For speed, this block is not executed by default in the quickstart. Instead, we have pre-built and uploaded these netcdfs for easy exploration.
stitches.gridded_stitching(out_dir='.', rp=my_recipes)
Load generated data#
# load the stitched (generated) temperature (tas) netcdf files
gen_tas = stitches.fetch_quickstarter_data(variable="tas")
# load the stitched pr netcdf file
gen_pr = stitches.fetch_quickstarter_data(variable="pr")
Fetch target data from pangeo for comparison#
# Fetch the actual data directly from pangeo
pangeo_path = pkg_resources.resource_filename('stitches', 'data/pangeo_table.csv')
pangeo_data = pd.read_csv(pangeo_path)
pangeo_data = pangeo_data.loc[(pangeo_data['variable'].isin(['tas', 'pr']))

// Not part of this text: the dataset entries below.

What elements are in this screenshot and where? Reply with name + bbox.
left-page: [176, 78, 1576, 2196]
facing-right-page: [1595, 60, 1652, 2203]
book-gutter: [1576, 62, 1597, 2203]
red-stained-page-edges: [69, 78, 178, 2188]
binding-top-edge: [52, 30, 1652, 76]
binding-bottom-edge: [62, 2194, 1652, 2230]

& (pangeo_data['domain'].str.contains('mon'))
& (pangeo_data['experiment'].isin(['ssp245']))
& (pangeo_data['ensemble'].isin(['r1i1p1f1']))
& (pangeo_data['model'].isin(['CanESM5']))].copy()
pangeo_data
| model | experiment | ensemble | variable | zstore | domain | |
|---|---|---|---|---|---|---|
| 21843 | CanESM5 | ssp245 | r1i1p1f1 | pr | gs://cmip6/CMIP6/ScenarioMIP/CCCma/CanESM5/ssp... | Amon |
| 21910 | CanESM5 | ssp245 | r1i1p1f1 | tas | gs://cmip6/CMIP6/ScenarioMIP/CCCma/CanESM5/ssp... | Amon |
# load the target tas netcdf files
tas_address = pangeo_data.loc[pangeo_data['variable']== 'tas'].zstore.copy()

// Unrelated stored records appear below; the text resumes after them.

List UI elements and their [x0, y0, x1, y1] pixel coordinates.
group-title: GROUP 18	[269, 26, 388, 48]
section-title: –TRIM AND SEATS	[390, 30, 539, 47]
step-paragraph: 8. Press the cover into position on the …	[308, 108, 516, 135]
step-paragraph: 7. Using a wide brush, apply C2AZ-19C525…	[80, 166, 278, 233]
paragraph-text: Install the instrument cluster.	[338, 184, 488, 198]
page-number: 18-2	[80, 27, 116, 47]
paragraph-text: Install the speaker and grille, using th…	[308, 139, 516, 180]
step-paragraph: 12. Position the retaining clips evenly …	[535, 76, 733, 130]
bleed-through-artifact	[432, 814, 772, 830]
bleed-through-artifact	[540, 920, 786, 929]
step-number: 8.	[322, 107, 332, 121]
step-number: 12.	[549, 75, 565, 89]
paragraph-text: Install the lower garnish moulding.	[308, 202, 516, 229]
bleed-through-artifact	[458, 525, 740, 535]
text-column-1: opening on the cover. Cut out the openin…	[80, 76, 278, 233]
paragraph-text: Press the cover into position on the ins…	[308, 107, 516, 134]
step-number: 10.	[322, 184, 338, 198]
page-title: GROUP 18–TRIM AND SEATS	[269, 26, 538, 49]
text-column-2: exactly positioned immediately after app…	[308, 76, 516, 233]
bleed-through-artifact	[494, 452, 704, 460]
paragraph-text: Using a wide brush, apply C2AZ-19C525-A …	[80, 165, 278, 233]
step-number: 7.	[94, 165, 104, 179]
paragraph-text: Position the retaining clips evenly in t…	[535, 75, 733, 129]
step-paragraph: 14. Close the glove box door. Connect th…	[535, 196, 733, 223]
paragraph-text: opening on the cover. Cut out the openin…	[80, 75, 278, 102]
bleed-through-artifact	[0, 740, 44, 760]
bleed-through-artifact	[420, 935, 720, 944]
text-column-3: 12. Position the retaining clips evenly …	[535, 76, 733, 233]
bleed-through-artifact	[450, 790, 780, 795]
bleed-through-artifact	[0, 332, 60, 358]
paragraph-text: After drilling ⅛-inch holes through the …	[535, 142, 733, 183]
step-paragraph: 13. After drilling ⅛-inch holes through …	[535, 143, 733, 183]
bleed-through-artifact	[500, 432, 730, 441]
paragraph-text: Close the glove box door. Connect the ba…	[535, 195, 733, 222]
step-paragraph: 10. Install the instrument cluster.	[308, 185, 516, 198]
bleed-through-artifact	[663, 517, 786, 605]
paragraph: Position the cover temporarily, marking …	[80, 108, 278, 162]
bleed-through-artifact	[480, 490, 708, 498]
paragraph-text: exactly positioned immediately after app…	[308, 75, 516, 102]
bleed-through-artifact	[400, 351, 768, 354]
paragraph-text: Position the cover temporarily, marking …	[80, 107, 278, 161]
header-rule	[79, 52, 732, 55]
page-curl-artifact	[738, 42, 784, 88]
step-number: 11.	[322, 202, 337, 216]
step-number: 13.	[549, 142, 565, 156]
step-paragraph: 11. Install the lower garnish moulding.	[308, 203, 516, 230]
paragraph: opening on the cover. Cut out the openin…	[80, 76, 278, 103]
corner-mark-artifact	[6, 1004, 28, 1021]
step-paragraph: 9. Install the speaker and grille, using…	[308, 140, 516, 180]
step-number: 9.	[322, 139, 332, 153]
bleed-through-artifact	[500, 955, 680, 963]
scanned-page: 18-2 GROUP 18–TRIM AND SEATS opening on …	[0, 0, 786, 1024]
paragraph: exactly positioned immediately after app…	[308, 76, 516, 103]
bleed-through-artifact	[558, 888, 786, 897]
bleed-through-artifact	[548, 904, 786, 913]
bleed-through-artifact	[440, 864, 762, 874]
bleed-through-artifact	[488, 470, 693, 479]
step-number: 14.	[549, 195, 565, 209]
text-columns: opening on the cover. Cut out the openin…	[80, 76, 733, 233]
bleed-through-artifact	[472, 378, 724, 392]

tar_tas = stitches.fetch_nc(tas_address.values[0])
# load the target pr netcdf files
pr_address = pangeo_data.loc[pangeo_data['variable']== 'pr'].zstore.copy()

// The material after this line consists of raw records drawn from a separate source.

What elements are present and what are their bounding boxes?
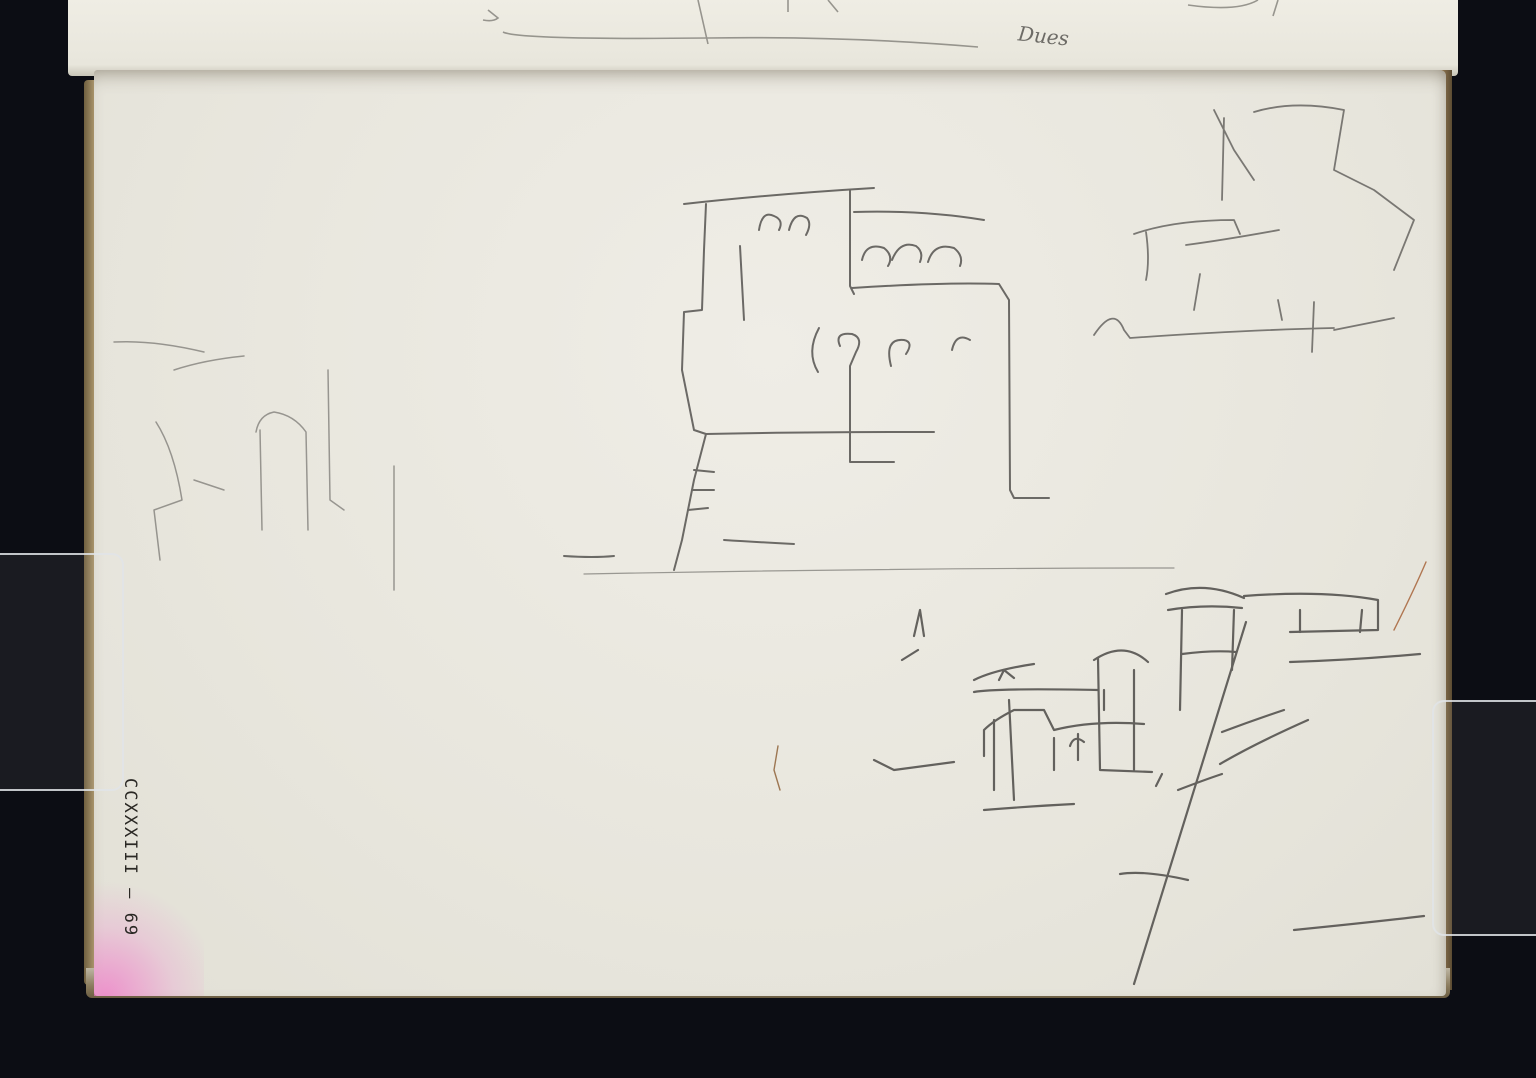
left-binding-clip bbox=[0, 553, 124, 791]
pencil-sketches bbox=[94, 70, 1446, 996]
town-towers bbox=[874, 588, 1424, 984]
arch-ruin bbox=[114, 342, 394, 590]
castle-block bbox=[564, 188, 1049, 570]
right-binding-clip bbox=[1432, 700, 1536, 936]
catalogue-number-text: CCXXXIII — 69 bbox=[120, 778, 140, 937]
sketchbook-page bbox=[94, 70, 1446, 996]
pink-stain bbox=[94, 880, 204, 996]
catalogue-number: CCXXXIII — 69 bbox=[118, 778, 148, 993]
upper-facing-page: Dues bbox=[68, 0, 1458, 76]
right-buildings bbox=[1094, 105, 1414, 352]
upper-page-sketch bbox=[68, 0, 1458, 76]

tar_pr = stitches.fetch_nc(pr_address.values[0])
Visualize#
Select a grid cell and plot the generated and target tas, pr data for first-cut comparison
def plot_comparison(generated_data,
target_data,
variable,
alpha=0.8):
"""Plot comparision between target variable time series and generated data"""
if variable.casefold() == "pr":
variable_name = "precipitation"
units = "kg m-2 s-1"
else:
variable_name = "temperature"
units = "C"
# temperature (tas)
plt.plot(generated_data.time,
generated_data[variable],
label=f"Generated monthly {variable}")
with warnings.catch_warnings():
warnings.filterwarnings("ignore")
plt.plot(target_data.indexes['time'].to_datetimeindex(),
target_data[variable],
alpha=alpha,
label = f"Target monthly {variable}")
plt.legend()
plt.xlabel("Year")
plt.ylabel(units)
plt.title(f"Actual and generated monthly {variable_name} ({variable})")
plt.show()
plt.close()
# lon and lat values for a grid cell near the Joint Global Change Research Institute in College Park, MD, USA
cp_lat = 38.9897
cp_lon = 180 + 76.9378
# lat and lon coordinates closest
abslat = np.abs(gen_tas.lat - cp_lat)
abslon = np.abs(gen_tas.lon-cp_lon)
c = np.maximum(abslon, abslat)
([lon_loc], [lat_loc]) = np.where(c == np.min(c))
lon_grid = gen_tas.lon[lon_loc]
lat_grid = gen_tas.lat[lat_loc]
cp_tas_gen = gen_tas.sel(lon=lon_grid,
lat=lat_grid,
time=slice('2015-01-01', '2099-12-31')).copy()
cp_tas_tar = tar_tas.sel(lon=lon_grid,
lat=lat_grid,
time=slice('2015-01-01', '2099-12-31')).copy()
cp_pr_gen = gen_pr.sel(lon=lon_grid,
lat=lat_grid,
time=slice('2015-01-01', '2099-12-31')).copy()
cp_pr_tar = tar_pr.sel(lon=lon_grid,
lat=lat_grid,
time=slice('2015-01-01', '2099-12-31')).copy()
# temperature (tas)
plot_comparison(generated_data=cp_tas_gen,
target_data=cp_tas_tar,
variable="tas")
# precipitation (pr)
plot_comparison(generated_data=cp_pr_gen,
target_data=cp_pr_tar,
variable="pr")
Visual validation of the complex spatial, temporal, and cross-variable relationships present in ESM outputs is not possible. We extensively validate that the method reproduces ESM internal variability in the ESD paper, but this visual plotting at least suggests that nothing is obviously wrong.
In other words, it’s not inconceivable from these plots that the orange time series were sampled from the same underlying multivariate distribution that generated the blue time series.